I will be heading to Ohio and New York City this week. The first leg of my trip will be to visit Noah, and get a feel for his town for a possible filming of his novel. I'll have to look around and see what the area is like. It could be possible to simply shoot B-footage in Ohio and then the rest in Los Angeles, but I have no idea. I am a long way from making definite decisions now. 

My trip to the NYC will be short and sweet. I simply plan on seeing one of my old friends play a show with Fat Daddy Hasbeen at The Bowery Poetry Club on August 16th. I hope there'll be others who can come out of the woodworks to hang out. I'll probably stay in Brooklyn. I'm not sure if I'll stay overnight. I haven't made up my mind yet.
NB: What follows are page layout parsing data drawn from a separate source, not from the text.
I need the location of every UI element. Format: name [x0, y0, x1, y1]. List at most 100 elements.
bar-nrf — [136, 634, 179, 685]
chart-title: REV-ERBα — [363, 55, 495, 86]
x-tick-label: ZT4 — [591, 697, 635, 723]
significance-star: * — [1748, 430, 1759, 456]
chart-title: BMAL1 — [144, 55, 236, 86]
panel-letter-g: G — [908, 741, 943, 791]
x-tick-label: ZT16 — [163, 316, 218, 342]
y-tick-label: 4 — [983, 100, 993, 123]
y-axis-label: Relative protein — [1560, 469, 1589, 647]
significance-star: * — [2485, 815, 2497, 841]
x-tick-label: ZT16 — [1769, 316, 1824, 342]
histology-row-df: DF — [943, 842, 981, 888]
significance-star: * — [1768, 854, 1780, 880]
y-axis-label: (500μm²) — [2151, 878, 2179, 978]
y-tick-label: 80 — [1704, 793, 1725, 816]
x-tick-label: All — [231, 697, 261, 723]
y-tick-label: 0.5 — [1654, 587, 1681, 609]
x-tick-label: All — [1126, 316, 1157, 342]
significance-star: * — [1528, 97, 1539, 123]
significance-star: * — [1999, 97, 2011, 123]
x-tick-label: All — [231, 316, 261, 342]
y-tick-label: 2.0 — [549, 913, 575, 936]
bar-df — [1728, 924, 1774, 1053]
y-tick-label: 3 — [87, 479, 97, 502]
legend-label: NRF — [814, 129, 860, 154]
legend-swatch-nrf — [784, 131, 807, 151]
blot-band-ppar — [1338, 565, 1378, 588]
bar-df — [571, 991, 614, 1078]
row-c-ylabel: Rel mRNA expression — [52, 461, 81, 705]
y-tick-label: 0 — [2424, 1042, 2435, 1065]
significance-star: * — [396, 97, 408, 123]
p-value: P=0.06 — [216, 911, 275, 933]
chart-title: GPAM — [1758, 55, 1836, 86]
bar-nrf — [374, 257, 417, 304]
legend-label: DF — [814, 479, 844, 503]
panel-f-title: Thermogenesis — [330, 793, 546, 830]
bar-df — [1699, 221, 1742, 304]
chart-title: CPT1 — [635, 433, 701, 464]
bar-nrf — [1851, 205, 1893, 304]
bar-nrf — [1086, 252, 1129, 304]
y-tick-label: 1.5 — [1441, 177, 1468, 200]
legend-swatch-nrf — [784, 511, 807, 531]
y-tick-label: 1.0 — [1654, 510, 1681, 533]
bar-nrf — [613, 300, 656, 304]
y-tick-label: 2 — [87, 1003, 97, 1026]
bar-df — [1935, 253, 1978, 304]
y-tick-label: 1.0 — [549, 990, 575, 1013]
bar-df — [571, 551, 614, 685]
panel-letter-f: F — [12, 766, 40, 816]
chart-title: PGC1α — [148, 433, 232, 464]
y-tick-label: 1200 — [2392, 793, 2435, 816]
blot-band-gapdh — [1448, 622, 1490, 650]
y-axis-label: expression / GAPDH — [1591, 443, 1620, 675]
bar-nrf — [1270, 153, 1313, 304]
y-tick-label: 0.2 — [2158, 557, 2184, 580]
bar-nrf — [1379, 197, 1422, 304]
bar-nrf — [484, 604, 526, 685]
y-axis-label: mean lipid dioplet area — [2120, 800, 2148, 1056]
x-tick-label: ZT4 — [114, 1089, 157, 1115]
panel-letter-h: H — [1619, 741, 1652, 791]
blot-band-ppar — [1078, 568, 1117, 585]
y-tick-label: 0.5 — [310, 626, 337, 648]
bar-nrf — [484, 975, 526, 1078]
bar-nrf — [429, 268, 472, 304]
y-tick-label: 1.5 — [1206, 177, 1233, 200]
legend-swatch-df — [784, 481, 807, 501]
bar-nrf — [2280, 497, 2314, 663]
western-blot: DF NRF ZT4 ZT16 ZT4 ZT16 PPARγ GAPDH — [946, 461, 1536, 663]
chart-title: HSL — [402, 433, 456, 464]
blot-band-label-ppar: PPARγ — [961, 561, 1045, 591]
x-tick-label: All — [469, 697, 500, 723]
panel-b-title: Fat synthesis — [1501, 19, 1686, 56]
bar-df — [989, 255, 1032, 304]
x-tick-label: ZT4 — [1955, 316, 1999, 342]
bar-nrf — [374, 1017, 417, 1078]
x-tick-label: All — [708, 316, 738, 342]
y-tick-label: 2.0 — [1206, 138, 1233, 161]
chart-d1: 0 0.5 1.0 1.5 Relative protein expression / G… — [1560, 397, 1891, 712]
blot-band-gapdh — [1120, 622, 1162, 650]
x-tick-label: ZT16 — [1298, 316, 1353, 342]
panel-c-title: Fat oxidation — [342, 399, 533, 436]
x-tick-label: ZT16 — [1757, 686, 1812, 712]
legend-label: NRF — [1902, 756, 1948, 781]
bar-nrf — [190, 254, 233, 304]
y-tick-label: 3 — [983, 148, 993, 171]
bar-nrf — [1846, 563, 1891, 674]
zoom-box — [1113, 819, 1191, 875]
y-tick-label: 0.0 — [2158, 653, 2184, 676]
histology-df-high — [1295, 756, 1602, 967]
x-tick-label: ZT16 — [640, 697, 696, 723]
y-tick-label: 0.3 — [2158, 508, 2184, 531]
So Gee and I are not worrying about the trip to Los Angeles in February anymore. It looks like things have resolved themselves. It may have also helped that I took a survey/quiz that So Gee found via Oprah/CNN to create some awareness of how I thought about a possible marriage. I liked answering the questions. Here is one example:

Question: What is our ultimate financial goal regarding annual income, and when do we anticipate achieving it? By what means and through what efforts? 

I think that realistically we could expect up to 4-5,000 dollars a month from me within two years. I assume that in two years you would be able to start your business. Realistically, I would say it would be fantastic if you could make $1,000 a month from that. In five years, it would be wonderful if you earned at least $3,000 a month. Who knows if that's possible or what will happen? I love you though and will support you no matter what. 
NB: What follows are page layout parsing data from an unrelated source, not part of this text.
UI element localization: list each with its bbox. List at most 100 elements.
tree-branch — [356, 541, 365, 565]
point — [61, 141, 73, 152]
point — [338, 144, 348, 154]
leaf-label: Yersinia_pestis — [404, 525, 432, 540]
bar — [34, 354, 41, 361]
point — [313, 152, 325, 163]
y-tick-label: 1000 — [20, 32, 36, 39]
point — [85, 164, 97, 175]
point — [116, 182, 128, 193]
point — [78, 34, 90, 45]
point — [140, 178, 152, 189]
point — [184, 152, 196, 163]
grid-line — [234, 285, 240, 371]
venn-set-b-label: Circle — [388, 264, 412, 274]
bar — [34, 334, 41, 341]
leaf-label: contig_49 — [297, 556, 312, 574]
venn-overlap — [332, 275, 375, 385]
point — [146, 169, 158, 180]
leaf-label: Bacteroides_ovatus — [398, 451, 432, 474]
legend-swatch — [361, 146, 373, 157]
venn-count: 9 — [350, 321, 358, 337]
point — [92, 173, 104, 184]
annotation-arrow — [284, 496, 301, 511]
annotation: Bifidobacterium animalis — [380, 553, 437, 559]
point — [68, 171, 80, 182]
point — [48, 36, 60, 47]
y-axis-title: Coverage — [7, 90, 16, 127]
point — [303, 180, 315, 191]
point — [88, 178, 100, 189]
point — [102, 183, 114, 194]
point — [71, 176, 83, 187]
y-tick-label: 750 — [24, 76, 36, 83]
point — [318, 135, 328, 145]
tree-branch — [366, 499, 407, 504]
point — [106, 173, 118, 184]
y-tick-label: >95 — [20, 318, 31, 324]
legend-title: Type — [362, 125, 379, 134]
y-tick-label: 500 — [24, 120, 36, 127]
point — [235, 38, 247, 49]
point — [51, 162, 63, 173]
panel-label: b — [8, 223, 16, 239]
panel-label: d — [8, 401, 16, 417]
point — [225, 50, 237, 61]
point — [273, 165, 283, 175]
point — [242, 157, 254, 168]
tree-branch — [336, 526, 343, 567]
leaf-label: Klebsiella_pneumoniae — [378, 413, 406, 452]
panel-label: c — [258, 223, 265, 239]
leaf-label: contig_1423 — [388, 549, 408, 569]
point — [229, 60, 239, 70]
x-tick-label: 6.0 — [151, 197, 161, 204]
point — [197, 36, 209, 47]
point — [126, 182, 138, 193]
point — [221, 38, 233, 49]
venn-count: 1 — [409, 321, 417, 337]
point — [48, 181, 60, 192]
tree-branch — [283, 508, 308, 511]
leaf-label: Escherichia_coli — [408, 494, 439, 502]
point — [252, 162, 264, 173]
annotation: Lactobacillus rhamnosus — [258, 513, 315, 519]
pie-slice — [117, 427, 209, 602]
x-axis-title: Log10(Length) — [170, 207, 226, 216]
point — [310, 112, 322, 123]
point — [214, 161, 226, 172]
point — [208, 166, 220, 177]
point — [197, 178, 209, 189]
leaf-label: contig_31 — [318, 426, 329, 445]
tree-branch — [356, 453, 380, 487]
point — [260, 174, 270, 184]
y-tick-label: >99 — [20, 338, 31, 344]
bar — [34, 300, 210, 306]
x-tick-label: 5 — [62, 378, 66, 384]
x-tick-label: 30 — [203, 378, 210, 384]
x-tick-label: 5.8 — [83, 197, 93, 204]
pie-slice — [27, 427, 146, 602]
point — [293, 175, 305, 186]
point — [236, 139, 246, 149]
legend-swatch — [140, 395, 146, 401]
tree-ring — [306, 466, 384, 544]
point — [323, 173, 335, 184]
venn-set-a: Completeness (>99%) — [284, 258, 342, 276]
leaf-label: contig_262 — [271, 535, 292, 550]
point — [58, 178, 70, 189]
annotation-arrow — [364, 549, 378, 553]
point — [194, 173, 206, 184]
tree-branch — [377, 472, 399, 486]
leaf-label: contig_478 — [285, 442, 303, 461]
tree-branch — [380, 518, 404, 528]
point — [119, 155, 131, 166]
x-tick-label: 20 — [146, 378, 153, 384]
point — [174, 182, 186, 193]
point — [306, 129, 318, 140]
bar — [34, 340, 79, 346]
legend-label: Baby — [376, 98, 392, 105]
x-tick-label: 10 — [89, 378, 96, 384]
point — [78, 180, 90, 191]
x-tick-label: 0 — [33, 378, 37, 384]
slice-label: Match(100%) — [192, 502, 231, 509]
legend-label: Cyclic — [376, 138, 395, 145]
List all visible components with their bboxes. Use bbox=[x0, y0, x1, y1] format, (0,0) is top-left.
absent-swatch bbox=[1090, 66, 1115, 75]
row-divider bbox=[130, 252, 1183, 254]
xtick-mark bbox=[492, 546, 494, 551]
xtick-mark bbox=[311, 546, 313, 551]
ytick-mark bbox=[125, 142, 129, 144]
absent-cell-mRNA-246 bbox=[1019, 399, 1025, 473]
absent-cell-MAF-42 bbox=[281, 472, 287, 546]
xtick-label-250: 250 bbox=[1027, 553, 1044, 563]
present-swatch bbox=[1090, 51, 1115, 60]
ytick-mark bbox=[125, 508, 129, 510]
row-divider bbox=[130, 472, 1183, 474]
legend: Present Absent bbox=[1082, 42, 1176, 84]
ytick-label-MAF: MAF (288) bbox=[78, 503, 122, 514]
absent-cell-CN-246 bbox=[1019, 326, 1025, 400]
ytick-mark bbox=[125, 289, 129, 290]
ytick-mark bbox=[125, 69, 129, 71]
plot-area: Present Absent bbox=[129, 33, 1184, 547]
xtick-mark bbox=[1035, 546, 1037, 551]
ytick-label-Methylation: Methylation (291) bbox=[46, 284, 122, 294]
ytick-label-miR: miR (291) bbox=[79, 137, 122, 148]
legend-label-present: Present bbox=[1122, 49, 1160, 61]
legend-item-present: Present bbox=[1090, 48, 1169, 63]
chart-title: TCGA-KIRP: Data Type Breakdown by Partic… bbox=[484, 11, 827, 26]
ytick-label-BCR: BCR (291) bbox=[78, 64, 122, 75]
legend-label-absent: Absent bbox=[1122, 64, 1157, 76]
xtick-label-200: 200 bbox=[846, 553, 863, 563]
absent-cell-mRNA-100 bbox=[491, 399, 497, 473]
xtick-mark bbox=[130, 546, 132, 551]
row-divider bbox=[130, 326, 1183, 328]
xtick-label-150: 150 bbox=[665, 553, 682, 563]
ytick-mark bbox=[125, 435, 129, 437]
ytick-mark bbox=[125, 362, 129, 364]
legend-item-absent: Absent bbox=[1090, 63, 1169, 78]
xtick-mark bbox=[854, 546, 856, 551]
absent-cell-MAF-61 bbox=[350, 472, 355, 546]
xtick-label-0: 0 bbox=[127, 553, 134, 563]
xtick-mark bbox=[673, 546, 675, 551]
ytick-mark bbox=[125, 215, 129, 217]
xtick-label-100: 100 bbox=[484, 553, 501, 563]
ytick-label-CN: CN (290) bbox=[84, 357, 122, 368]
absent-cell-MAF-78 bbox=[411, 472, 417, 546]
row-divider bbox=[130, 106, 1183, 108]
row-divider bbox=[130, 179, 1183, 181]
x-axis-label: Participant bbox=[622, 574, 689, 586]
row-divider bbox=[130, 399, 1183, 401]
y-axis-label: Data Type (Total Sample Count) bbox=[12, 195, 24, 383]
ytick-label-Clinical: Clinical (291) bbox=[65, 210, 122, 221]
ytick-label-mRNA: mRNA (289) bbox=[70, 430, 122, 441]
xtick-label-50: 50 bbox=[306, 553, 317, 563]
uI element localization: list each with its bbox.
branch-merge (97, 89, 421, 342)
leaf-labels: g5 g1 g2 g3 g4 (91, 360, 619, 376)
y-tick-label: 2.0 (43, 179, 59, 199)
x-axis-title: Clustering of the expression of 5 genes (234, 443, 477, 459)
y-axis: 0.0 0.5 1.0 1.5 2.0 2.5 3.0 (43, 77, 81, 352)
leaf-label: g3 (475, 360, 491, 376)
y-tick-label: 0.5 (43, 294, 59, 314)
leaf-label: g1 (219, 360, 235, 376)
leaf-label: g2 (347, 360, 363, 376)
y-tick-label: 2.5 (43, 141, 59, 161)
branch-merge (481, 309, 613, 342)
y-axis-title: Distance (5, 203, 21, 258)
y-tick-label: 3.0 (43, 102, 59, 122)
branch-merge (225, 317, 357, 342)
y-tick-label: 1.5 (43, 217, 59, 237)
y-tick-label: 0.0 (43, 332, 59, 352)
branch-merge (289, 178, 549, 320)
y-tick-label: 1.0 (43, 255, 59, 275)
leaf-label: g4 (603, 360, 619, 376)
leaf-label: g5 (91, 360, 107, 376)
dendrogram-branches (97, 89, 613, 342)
I thought it would be painful to go through these questions at first, but now I can see they are valuable and helpful to a partner. It puts things on the same page. I like that. It would suck to be at the end of something, when your partner is still in the middle. 
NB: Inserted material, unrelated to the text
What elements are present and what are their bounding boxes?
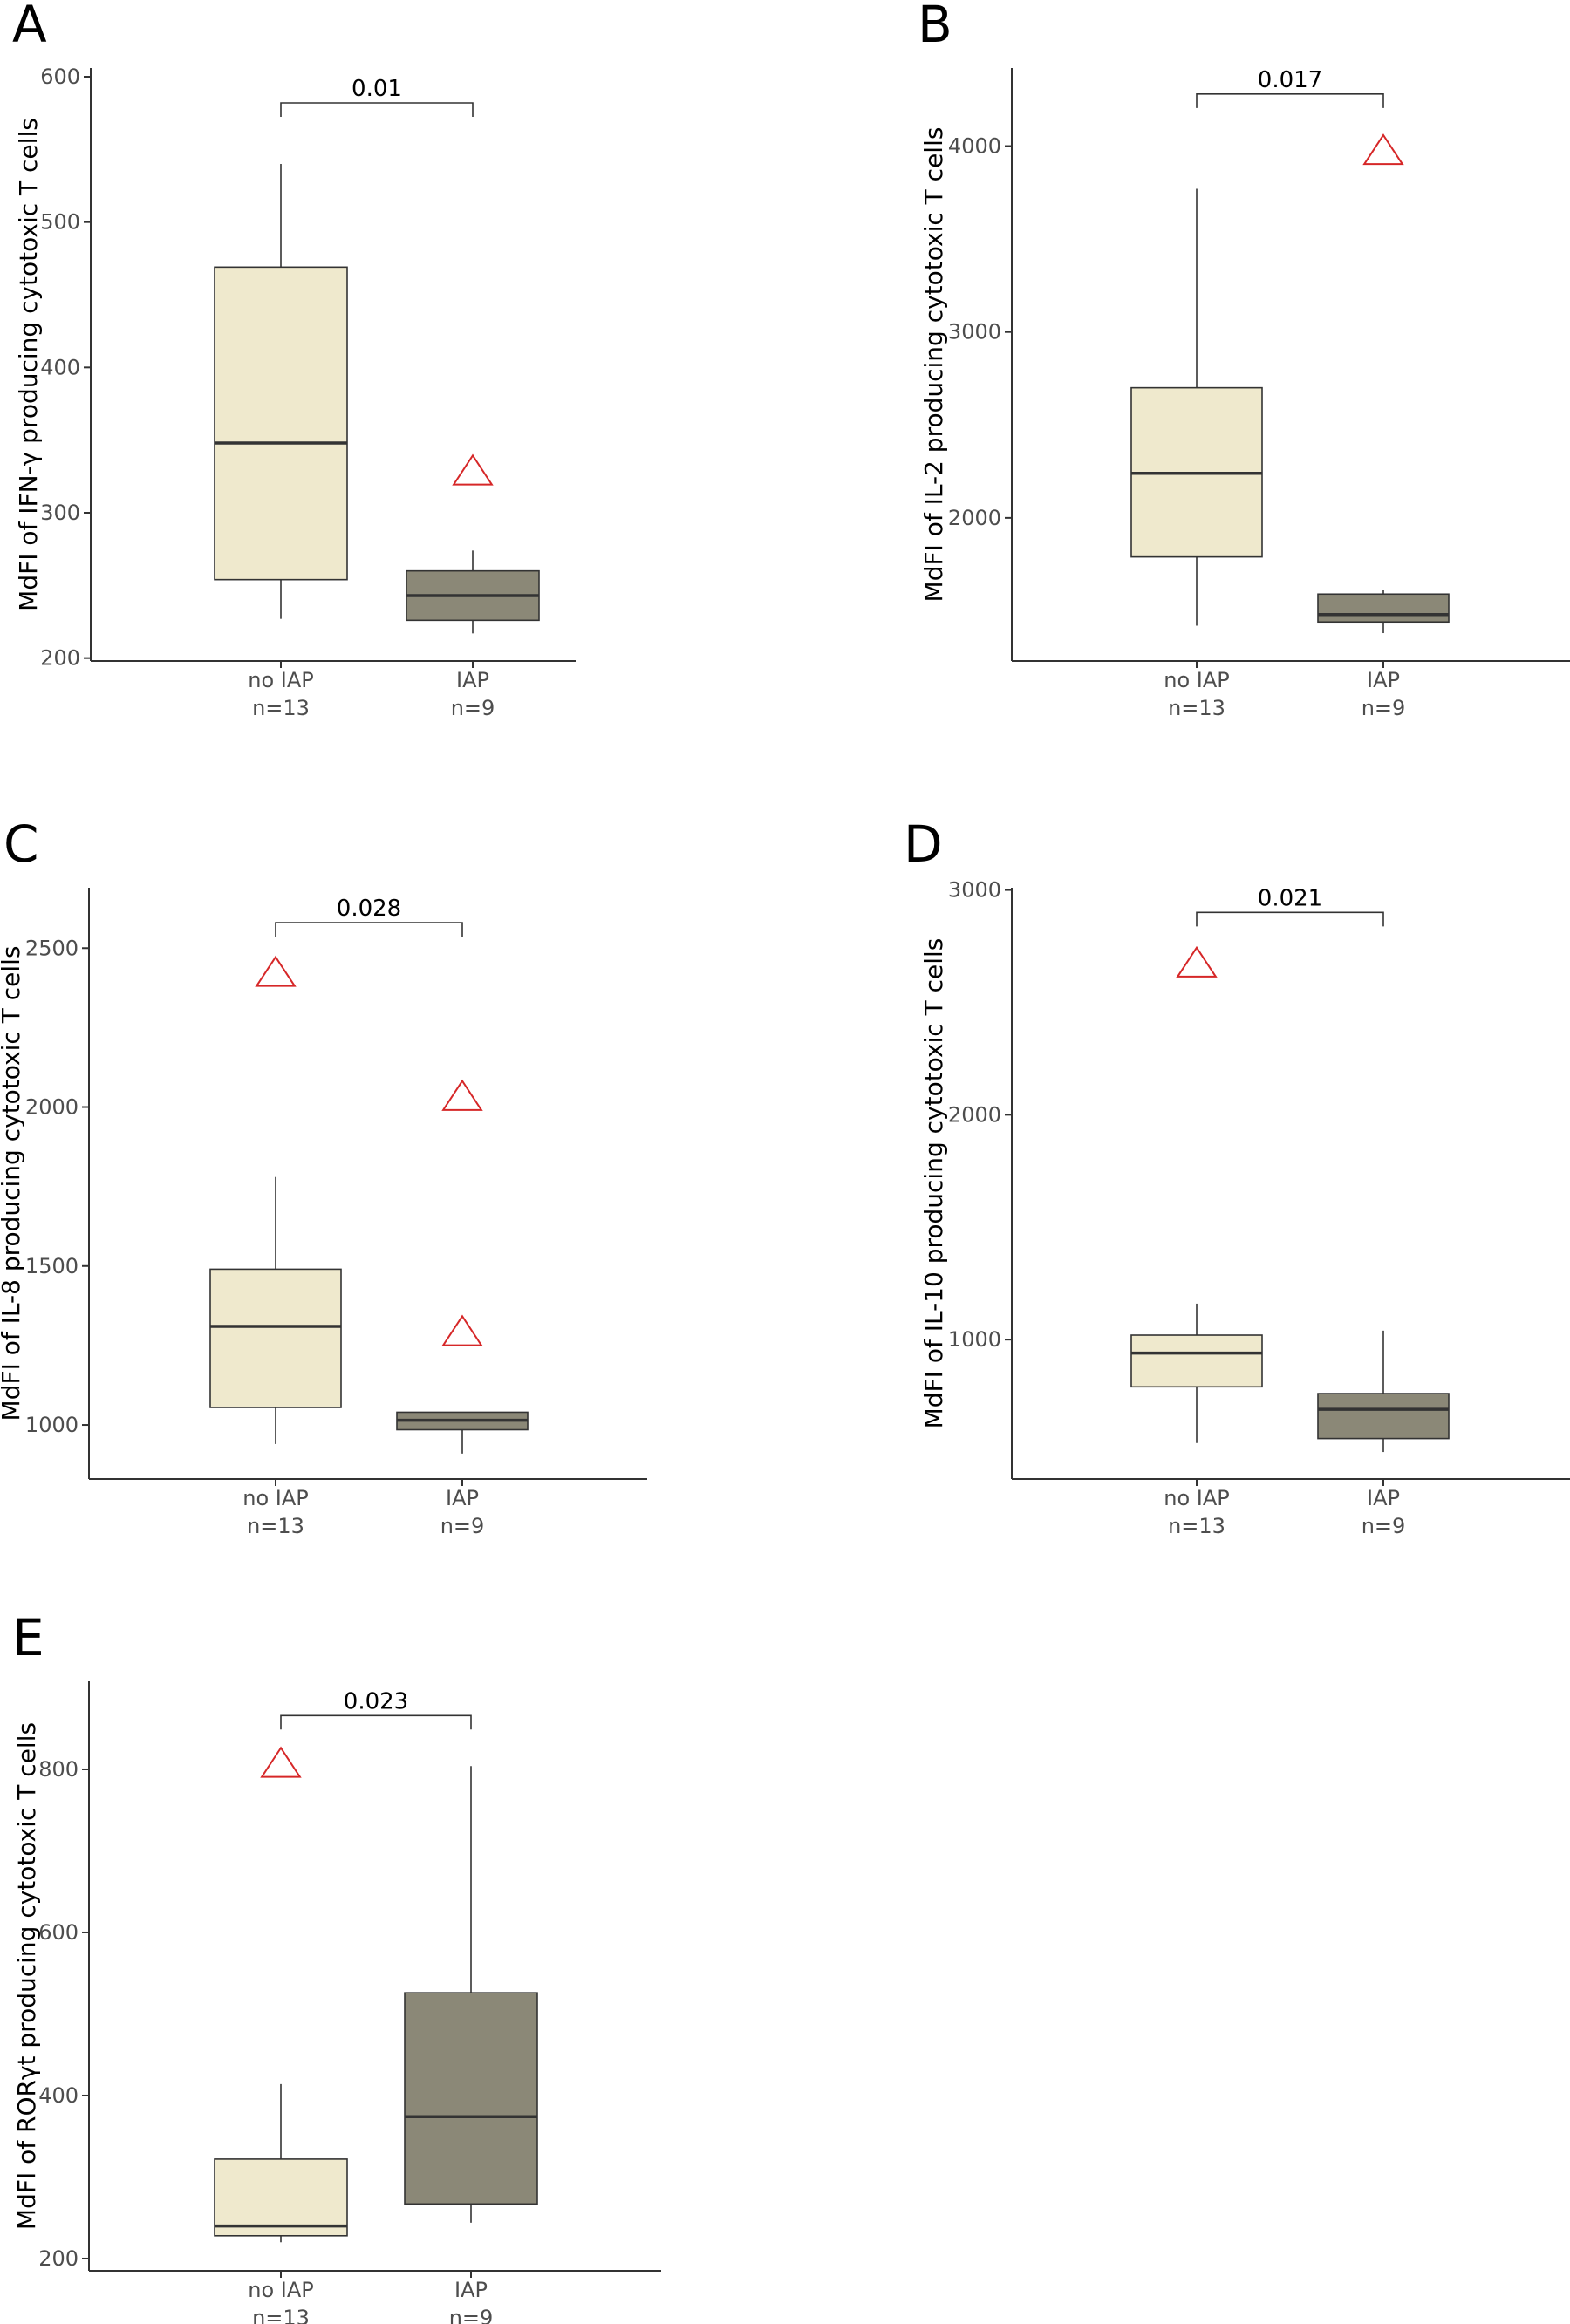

I am off to eat something. 


PIROOZ LOVES MOO


It's true. I love Moo. I will dedicate my life to pleasing, Moo. If there was a way to live without Moo, I wouldn't do it. That is how dedicated I am to Moo. If Moo were a leave-in conditioner, I would leave it in everyday. That is how dedicated I am to Moo. If planes landed on Osama Bin Ladin's head, and he cried out "Moo!" I would take the word from his mouth and marry it. If there was such a thing as Moo pancakes, I would grill them in the morning and then eat them without syrup because I am watching my weight. So much Moo! Muchas Moo!! If Moo were a religion that Jim Morrison abstained from like a person in Congress might do courteously, then I would disagree with the gentleman from Delaware and make wild love to Moo. I would do it with Moo in the bathroom. I would tell Moo that I scratched my balls and sniffed them. I would paint Moo's toenails. I would milk myself for Moo. That is how much I moo, Moo. If I were Uma Thurman and Quentin Tarintino told me how to spell his name correctly, I would tell him to shut the fuck up because I am trying to listen to Moo. I would be like, "Shut up, please! Moo is fucking speaking!!" These days when Moo isn't in my life I feel like cleaning dishes or sobbing. When Moo turns on the lights in my house when it is dark, it is like she breeds radiant fixtures. I would like everyone to know Moo. I will send you a postcard of me and Moo. It will be a picture of us in a field. We will be knee-high in grass. You will say, "What were you doing with, Moo?" And I will say, "I was making love to Moo. She is my everything. I would die for her. Don't you understand? Get out of my fucking face, you Moo-poseur! Out!!" Now that Moo has come into my life I think I will finally settle down and die. That is how much I drink the testicle strength of Moo. I fall down fellatio-flat for Moo. My life is for Moo. Moo me. Seriously. I am Moo.